The northern Chinese city of Tianjin yesterday advised its nearly 14 million people to stay home while it conducted mass COVID-19 testing after a spate of cases, including two caused by the Omicron variant of SARS-CoV-2, state media reported.
Tianjin emerged as a new area of concern after more than 20 COVID-19 cases were reported there in the past few days, most of them imported from abroad, the Chinese National Health Commission said.
They include at least two cases of the Omicron variant, as well as 15 infections among elementary and middle-school students, state media reports said.
Photo: Reuters
The city near the capital, Beijing, launched its mass testing early yesterday, advising residents to stay at or near home to be available for the community-level nucleic-acid screening.
However, no larger lockdown order was reported.

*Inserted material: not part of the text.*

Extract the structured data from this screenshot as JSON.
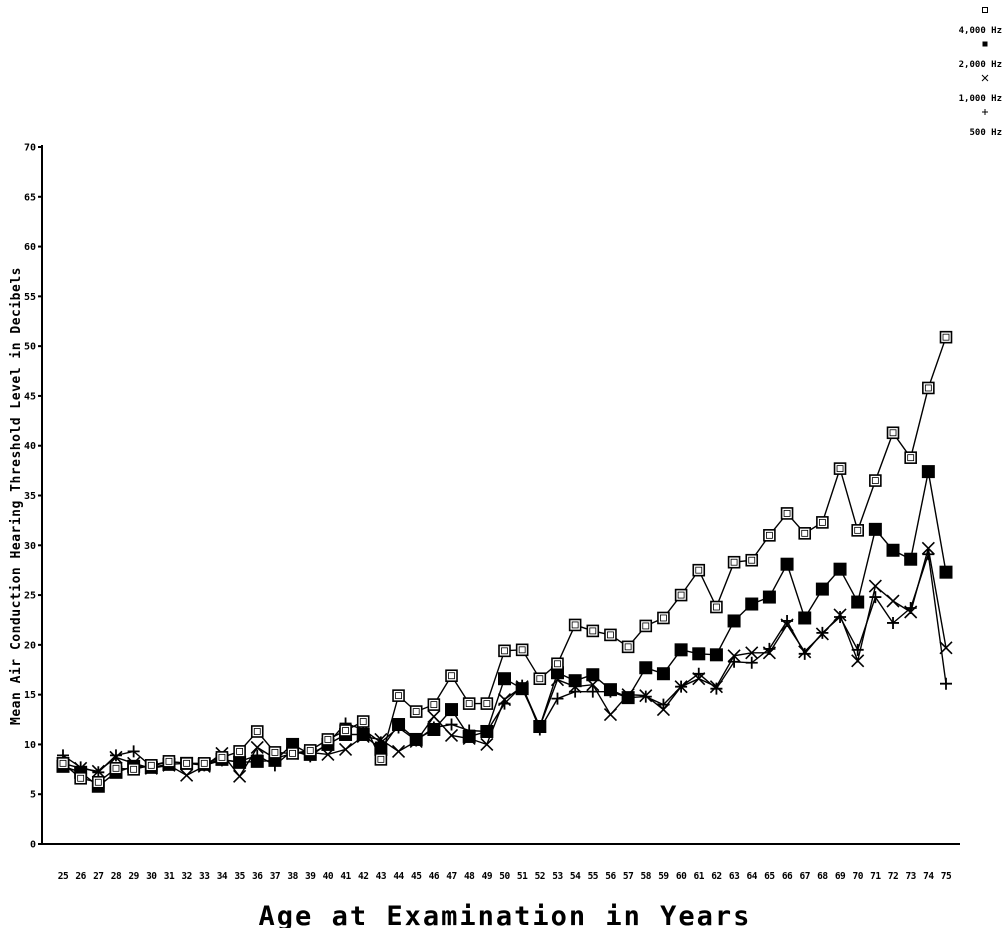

Chinese authorities have already been struggling with a larger outbreak centered on the northwestern city of Xian that has raised questions about the country’s zero-tolerance policy of strict lockdowns and immediate mass testing to curb outbreaks.
China, where the coronavirus was first detected in 2019, has thus far reported only a handful of Omicron cases.
Tianjin residents have been told that until they obtain a negative test result, they would not receive a “green” code on the smartphone COVID-19-tracing apps that nearly all people in China are required to present when using public transport and in other situations.
Tianjin is a major port city about 150km southeast of Beijing.
Xian was locked down last month, forcing its 13 million residents indoors. New case numbers there have begun to slow.
Officials have faced complaints from Xian residents over chaotic handling of the lockdown, including poor access to food and daily essentials, and cases such as a miscarriage suffered by an eight-month pregnant woman who was refused entry to a hospital without a COVID-19 test.
China is strictly adhering to the zero-tolerance approach as outbreaks continue to emerge in the run-up to next month’s Beijing Winter Olympics.
Its official tally since the start of the pandemic is 103,619 cases, while it has recorded 4,636 deaths.